Il est également sensible qu’un homme, au contraire, serait généreux et bienfaisant, s’il faisait part à quelqu’autre, dans la saison la plus dure, d’une portion des fruits qu’il aurait eu la précaution d’amasser.
Supposons, enfin, que les mortels réduits à l’état de simple multitude, sans conventions sociales, veuillent se livrer à la culture pour étendre d’autant leur droit naturel, en multipliant au-delà des bornes ordinaires de la production spontanée, les objet propres à satisfaire leurs besoins ou leurs désirs. Là commence à naître, par degrés, la propriété foncière.
Qu’un sauvage errant trouve par hasard le champ qu’un autre aurait cultivé, les arbres qu’il aurait plantés, la clôture dont il aurait entouré son défrichement pour en éloigner les animaux ; qu’il admire ce travail, qu’il le respecte ; qu’il soit animé d’une vive émulation de l’imiter, ou même qu’il prête une main secourable à ce mortel industrieux, occupé d’une entreprise trop pénible : qu’un autre, au contraire, ne sente à la vue des fruits que la culture a fait naître, que l’envie de les dévorer, qu’il détruise l’enceinte, dépouille les arbres de leurs fruits et de leurs branches, et bouleverse tout l’ouvrage : est-ce donc au jugement de la raison et du sentiment naturel, une conduite indifférente ? Non sans doute, il n’est point d’homme qui le prononce naturellement au fond de son cœur.

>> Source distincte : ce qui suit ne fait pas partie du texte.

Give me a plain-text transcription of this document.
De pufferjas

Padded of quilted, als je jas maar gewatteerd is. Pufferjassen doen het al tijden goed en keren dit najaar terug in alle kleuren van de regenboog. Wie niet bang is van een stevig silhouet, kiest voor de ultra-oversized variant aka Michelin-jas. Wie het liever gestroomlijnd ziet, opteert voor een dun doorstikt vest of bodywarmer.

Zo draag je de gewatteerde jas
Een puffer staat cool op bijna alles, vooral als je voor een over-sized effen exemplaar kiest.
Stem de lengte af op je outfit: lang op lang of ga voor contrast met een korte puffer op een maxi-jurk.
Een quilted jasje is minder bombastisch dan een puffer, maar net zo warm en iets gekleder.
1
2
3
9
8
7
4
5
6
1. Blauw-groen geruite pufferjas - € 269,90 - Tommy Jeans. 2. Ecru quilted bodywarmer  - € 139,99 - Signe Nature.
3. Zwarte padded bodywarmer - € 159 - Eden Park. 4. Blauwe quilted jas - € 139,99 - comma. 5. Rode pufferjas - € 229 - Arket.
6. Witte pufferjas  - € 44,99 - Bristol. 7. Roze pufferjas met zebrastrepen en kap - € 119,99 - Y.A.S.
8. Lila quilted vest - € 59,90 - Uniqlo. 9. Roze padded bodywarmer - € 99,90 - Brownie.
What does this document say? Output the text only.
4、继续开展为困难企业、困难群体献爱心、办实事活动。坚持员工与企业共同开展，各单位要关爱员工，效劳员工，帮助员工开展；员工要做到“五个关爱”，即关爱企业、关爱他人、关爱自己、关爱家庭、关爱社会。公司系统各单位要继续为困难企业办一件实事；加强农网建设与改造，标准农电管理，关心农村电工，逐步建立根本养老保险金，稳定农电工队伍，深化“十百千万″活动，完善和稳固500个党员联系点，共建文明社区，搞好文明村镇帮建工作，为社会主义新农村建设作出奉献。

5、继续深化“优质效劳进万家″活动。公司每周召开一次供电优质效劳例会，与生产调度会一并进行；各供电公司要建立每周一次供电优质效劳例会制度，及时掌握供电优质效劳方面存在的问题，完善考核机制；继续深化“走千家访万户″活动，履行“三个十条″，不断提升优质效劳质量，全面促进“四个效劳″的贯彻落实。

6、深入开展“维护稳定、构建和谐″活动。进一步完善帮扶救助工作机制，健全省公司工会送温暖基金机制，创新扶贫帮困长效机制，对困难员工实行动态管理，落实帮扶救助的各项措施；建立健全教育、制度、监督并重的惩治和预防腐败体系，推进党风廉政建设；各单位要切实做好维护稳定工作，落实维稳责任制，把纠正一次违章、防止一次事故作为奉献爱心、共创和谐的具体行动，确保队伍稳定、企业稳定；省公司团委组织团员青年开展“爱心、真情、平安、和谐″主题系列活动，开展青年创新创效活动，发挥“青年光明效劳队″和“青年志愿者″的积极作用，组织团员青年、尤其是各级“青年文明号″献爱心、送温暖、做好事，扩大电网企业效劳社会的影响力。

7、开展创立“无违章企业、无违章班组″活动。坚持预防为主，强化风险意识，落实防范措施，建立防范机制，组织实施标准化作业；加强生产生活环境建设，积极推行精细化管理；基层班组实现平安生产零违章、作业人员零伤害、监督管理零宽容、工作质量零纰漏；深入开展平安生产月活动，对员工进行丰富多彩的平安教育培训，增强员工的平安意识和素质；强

Il est donc pour les humains les plus séparés un juste, un injuste, un mérite, un démérite antérieur à toutes sociétés, à toutes conventions, à toutes lois humaines ; et en voici la règle primitive très sensible et très évidente : le travail est l’accomplissement du devoir imposé par la nature et l’exercice du droit naturel. Il est d’une souveraine évidence que l’un ne peut aller sans l’autre. L’auteur suprême de la nature, en nous prescrivant par une sanction inévitable et terrible, l’obligation de pourvoir à notre conservation, à notre bien-être, par la consommation des objets propres à notre jouissance, nous a donc évidemment donné le droit d’en user : le travail par lequel nous remplissons ce premier devoir, suppose à chacun de nous la propriété de la personne, et l’exercice de la liberté personnelle, il produit la propriété mobilière par la recherche ou la conservation, et la propriété foncière par la culture.
C’est donc par son intelligence, par son application et sa prévoyance, que l’homme étend, assure, multiplie l’exercice de son droit naturel : il est donc vrai que la possession acquise par le travail, est la règle naturelle qui décide du juste et de l’injuste. Approprier à la jouissance les objets que la nature offre à tous, c’est travail ; en user soi-même après les avoir acquis, c’est droit : quiconque l’empêche est évidemment injuste, oppresseur et ravisseur.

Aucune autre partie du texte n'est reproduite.